De Mille held fervent beliefs but always had one eye on the box office. He said once, “Why turn down 2000 years of free publicity?” Such an attitude led to the clerihew, “Cecil B. De Mille/Much against his will/ Was persuaded to leave Moses/Out of The War of the Roses.”

His films featured decadent behaviour at a time when this was taboo. He escaped censure by having his sinners punished. Censors weren’t overly subtle. As long as retribution was handed down in the final reel, they tended to forget what went before.

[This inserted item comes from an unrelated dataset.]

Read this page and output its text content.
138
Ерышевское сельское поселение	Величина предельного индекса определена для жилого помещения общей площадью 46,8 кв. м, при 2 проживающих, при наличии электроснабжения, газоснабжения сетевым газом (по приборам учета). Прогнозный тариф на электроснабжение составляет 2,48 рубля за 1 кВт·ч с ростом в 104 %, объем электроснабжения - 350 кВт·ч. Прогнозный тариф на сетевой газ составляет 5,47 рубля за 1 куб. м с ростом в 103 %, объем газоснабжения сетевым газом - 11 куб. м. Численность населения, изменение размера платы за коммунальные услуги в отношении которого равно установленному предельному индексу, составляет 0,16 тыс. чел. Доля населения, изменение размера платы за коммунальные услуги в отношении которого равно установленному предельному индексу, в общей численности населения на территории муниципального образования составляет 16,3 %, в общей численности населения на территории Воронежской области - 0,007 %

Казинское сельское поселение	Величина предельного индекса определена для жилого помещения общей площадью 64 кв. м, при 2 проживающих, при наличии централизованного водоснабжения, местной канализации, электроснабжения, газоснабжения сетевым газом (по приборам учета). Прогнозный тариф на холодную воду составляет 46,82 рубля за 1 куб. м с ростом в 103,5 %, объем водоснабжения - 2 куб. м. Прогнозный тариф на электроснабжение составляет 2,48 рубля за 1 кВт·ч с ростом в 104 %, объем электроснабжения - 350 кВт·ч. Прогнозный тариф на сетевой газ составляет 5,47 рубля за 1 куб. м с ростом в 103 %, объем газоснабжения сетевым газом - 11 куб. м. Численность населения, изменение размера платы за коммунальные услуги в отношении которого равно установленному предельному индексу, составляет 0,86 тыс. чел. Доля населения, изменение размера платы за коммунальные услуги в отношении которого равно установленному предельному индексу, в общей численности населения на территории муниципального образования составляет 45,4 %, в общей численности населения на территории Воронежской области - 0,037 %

To offset these kinds of scenes, he featured what one writer called “lush inspirational music, heroic pos-tures, mysterious back lighting and unearthly halos.”  People said of him, “He wanted to have the twelve pieces of silver and the crown of thorns.”

De Mille’s first exemplification of Catholic hagiography was in Joan the Woman (1916), a biopic of Joan of Arc. Catholics objected to it for its highlighting of the Inquisition’s violence. The depiction of the clergy in the film made, as one critic wrote, “the cassock and the cowl the very image of cruelty.”

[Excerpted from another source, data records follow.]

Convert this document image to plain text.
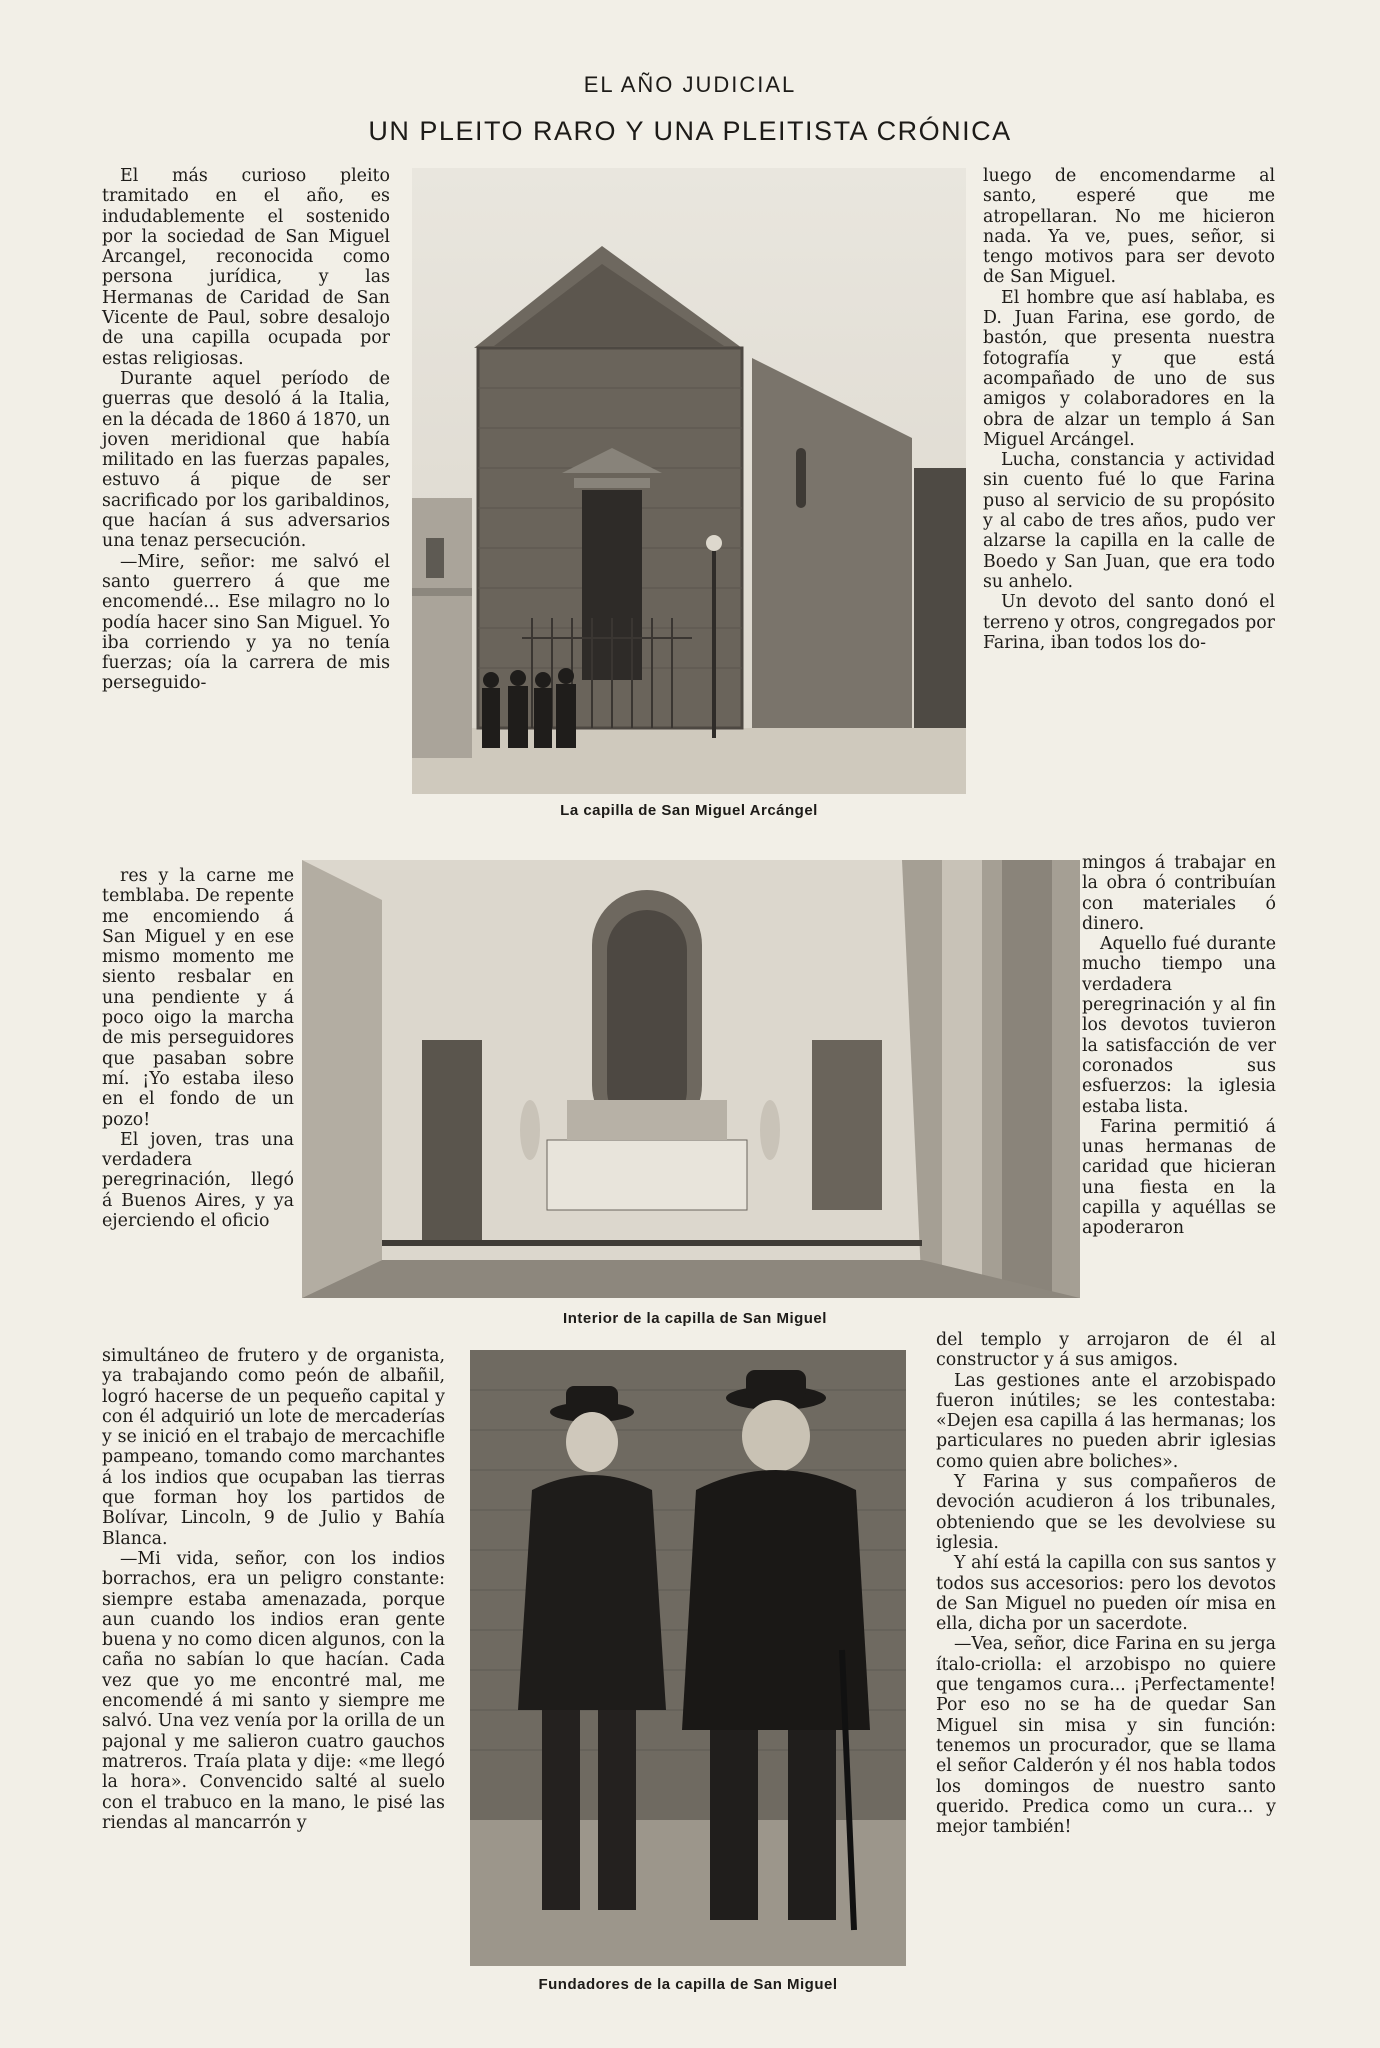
EL AÑO JUDICIAL
UN PLEITO RARO Y UNA PLEITISTA CRÓNICA

El más curioso pleito tramitado en el año, es indudablemente el sostenido por la sociedad de San Miguel Arcangel, reconocida como persona jurídica, y las Hermanas de Caridad de San Vicente de Paul, sobre desalojo de una capilla ocupada por estas religiosas.

Durante aquel período de guerras que desoló á la Italia, en la década de 1860 á 1870, un joven meridional que había militado en las fuerzas papales, estuvo á pique de ser sacrificado por los garibaldinos, que hacían á sus adversarios una tenaz persecución.

—Mire, señor: me salvó el santo guerrero á que me encomendé... Ese milagro no lo podía hacer sino San Miguel. Yo iba corriendo y ya no tenía fuerzas; oía la carrera de mis perseguido-

res y la carne me temblaba. De repente me encomiendo á San Miguel y en ese mismo momento me siento resbalar en una pendiente y á poco oigo la marcha de mis perseguidores que pasaban sobre mí. ¡Yo estaba ileso en el fondo de un pozo!

El joven, tras una verdadera peregrinación, llegó á Buenos Aires, y ya ejerciendo el oficio

simultáneo de frutero y de organista, ya trabajando como peón de albañil, logró hacerse de un pequeño capital y con él adquirió un lote de mercaderías y se inició en el trabajo de mercachifle pampeano, tomando como marchantes á los indios que ocupaban las tierras que forman hoy los partidos de Bolívar, Lincoln, 9 de Julio y Bahía Blanca.

—Mi vida, señor, con los indios borrachos, era un peligro constante: siempre estaba amenazada, porque aun cuando los indios eran gente buena y no como dicen algunos, con la caña no sabían lo que hacían. Cada vez que yo me encontré mal, me encomendé á mi santo y siempre me salvó. Una vez venía por la orilla de un pajonal y me salieron cuatro gauchos matreros. Traía plata y dije: «me llegó la hora». Convencido salté al suelo con el trabuco en la mano, le pisé las riendas al mancarrón y

luego de encomendarme al santo, esperé que me atropellaran. No me hicieron nada. Ya ve, pues, señor, si tengo motivos para ser devoto de San Miguel.

El hombre que así hablaba, es D. Juan Farina, ese gordo, de bastón, que presenta nuestra fotografía y que está acompañado de uno de sus amigos y colaboradores en la obra de alzar un templo á San Miguel Arcángel.

Lucha, constancia y actividad sin cuento fué lo que Farina puso al servicio de su propósito y al cabo de tres años, pudo ver alzarse la capilla en la calle de Boedo y San Juan, que era todo su anhelo.

Un devoto del santo donó el terreno y otros, congregados por Farina, iban todos los do-

mingos á trabajar en la obra ó contribuían con materiales ó dinero.

Aquello fué durante mucho tiempo una verdadera peregrinación y al fin los devotos tuvieron la satisfacción de ver coronados sus esfuerzos: la iglesia estaba lista.

Farina permitió á unas hermanas de caridad que hicieran una fiesta en la capilla y aquéllas se apoderaron

del templo y arrojaron de él al constructor y á sus amigos.

Las gestiones ante el arzobispado fueron inútiles; se les contestaba: «Dejen esa capilla á las hermanas; los particulares no pueden abrir iglesias como quien abre boliches».

Y Farina y sus compañeros de devoción acudieron á los tribunales, obteniendo que se les devolviese su iglesia.

Y ahí está la capilla con sus santos y todos sus accesorios: pero los devotos de San Miguel no pueden oír misa en ella, dicha por un sacerdote.

—Vea, señor, dice Farina en su jerga ítalo-criolla: el arzobispo no quiere que tengamos cura... ¡Perfectamente! Por eso no se ha de quedar San Miguel sin misa y sin función: tenemos un procurador, que se llama el señor Calderón y él nos habla todos los domingos de nuestro santo querido. Predica como un cura... y mejor también!

La capilla de San Miguel Arcángel
Interior de la capilla de San Miguel
Fundadores de la capilla de San Miguel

Such a tunnel vision was deployed in many of his other works, like King of Kings in 1927. Here he gave us a standardised depiction of Jesus. Subsequent directors used this as their template for future Christs before more three-dimensional characterisations took root.

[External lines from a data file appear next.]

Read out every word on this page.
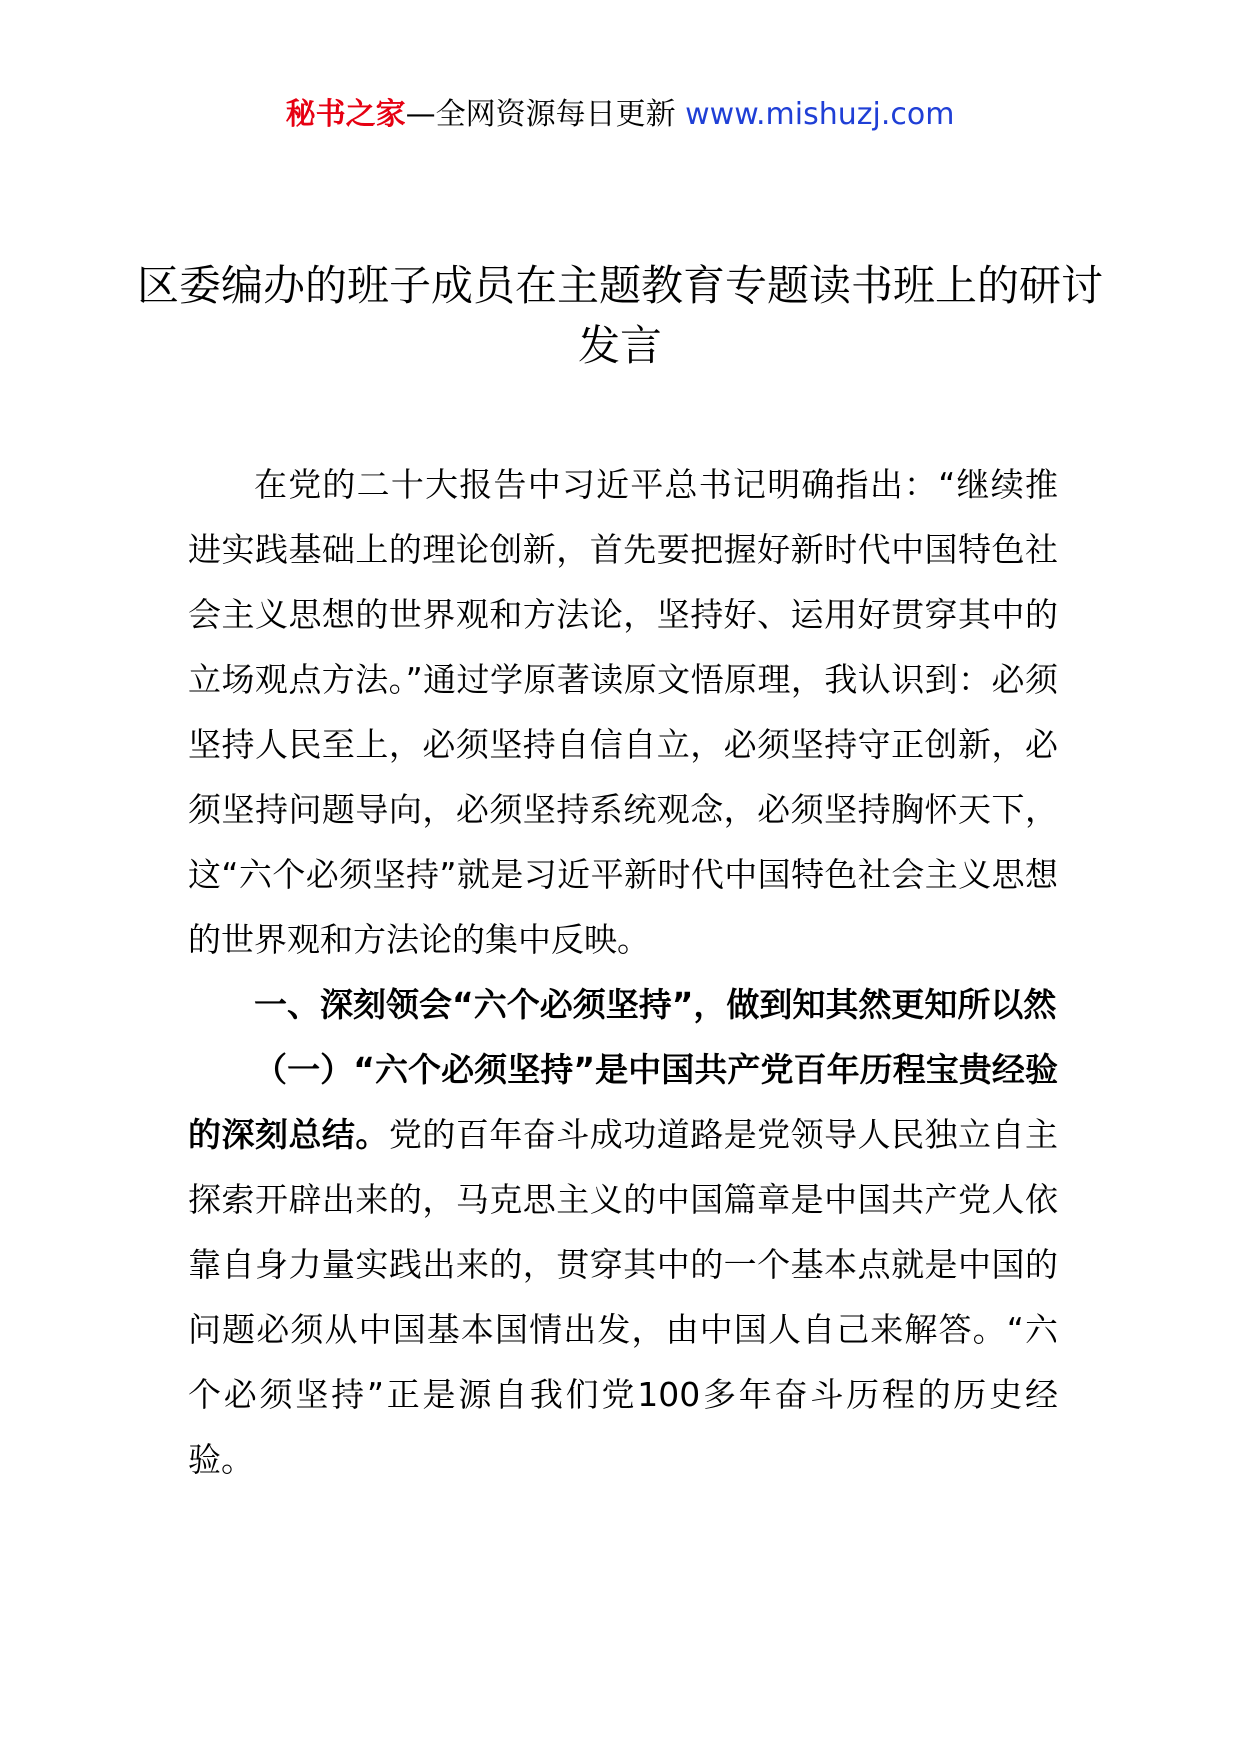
秘书之家—全网资源每日更新 www.mishuzj.com
区委编办的班子成员在主题教育专题读书班上的研讨发言

在党的二十大报告中习近平总书记明确指出：“继续推进实践基础上的理论创新，首先要把握好新时代中国特色社会主义思想的世界观和方法论，坚持好、运用好贯穿其中的立场观点方法。”通过学原著读原文悟原理，我认识到：必须坚持人民至上，必须坚持自信自立，必须坚持守正创新，必须坚持问题导向，必须坚持系统观念，必须坚持胸怀天下，这“六个必须坚持”就是习近平新时代中国特色社会主义思想的世界观和方法论的集中反映。

一、深刻领会“六个必须坚持”，做到知其然更知所以然

（一）“六个必须坚持”是中国共产党百年历程宝贵经验的深刻总结。党的百年奋斗成功道路是党领导人民独立自主探索开辟出来的，马克思主义的中国篇章是中国共产党人依靠自身力量实践出来的，贯穿其中的一个基本点就是中国的问题必须从中国基本国情出发，由中国人自己来解答。“六个必须坚持”正是源自我们党100多年奋斗历程的历史经验。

De Mille’s 1932 film The Sign of the Cross told the story of a Roman soldier (Frederic March) torn between his love for a Christian woman and his loyalty to the emperor Nero. Again, there was erotic content mixed with spiritual overtones. De Mille parlayed it under the rubric of pietistic zeal.

He directed The Crusades in 1935, treading once again on the inflammatory terrain embedded in Joan the Woman but not central to it. He admitted telescoping history rather than giving a realistic appraisal of it. The reason he gave for this was that audiences went to films to be entertained rather than educated.

His self-righteous crusaders, and the heathens they fought, provided him with a neat dichotomy within which to embrace his expedient narrative. In his review of the film, Graham Greene – a Catholic convert – denounced him for what he saw as a ‘Protestant’ chronicling of the material. (De Mille was a Freemason whose mother was born Jewish but converted to Episcopalianism).

Samson and Delilah (1949) had similar excesses running in tandem with didacticism. The bottom line with De Mille’s ‘sword and sandal’ epics is that they chant Catholic glories while delighting in pagan rhapsodies.

The doublethink was possible in an era which didn’t have too much touble with such nuances, allowing him to flourish as an apologist for Catholic orthodoxy while simultaneously pulling the carpet from under the feet of that zeitgeist.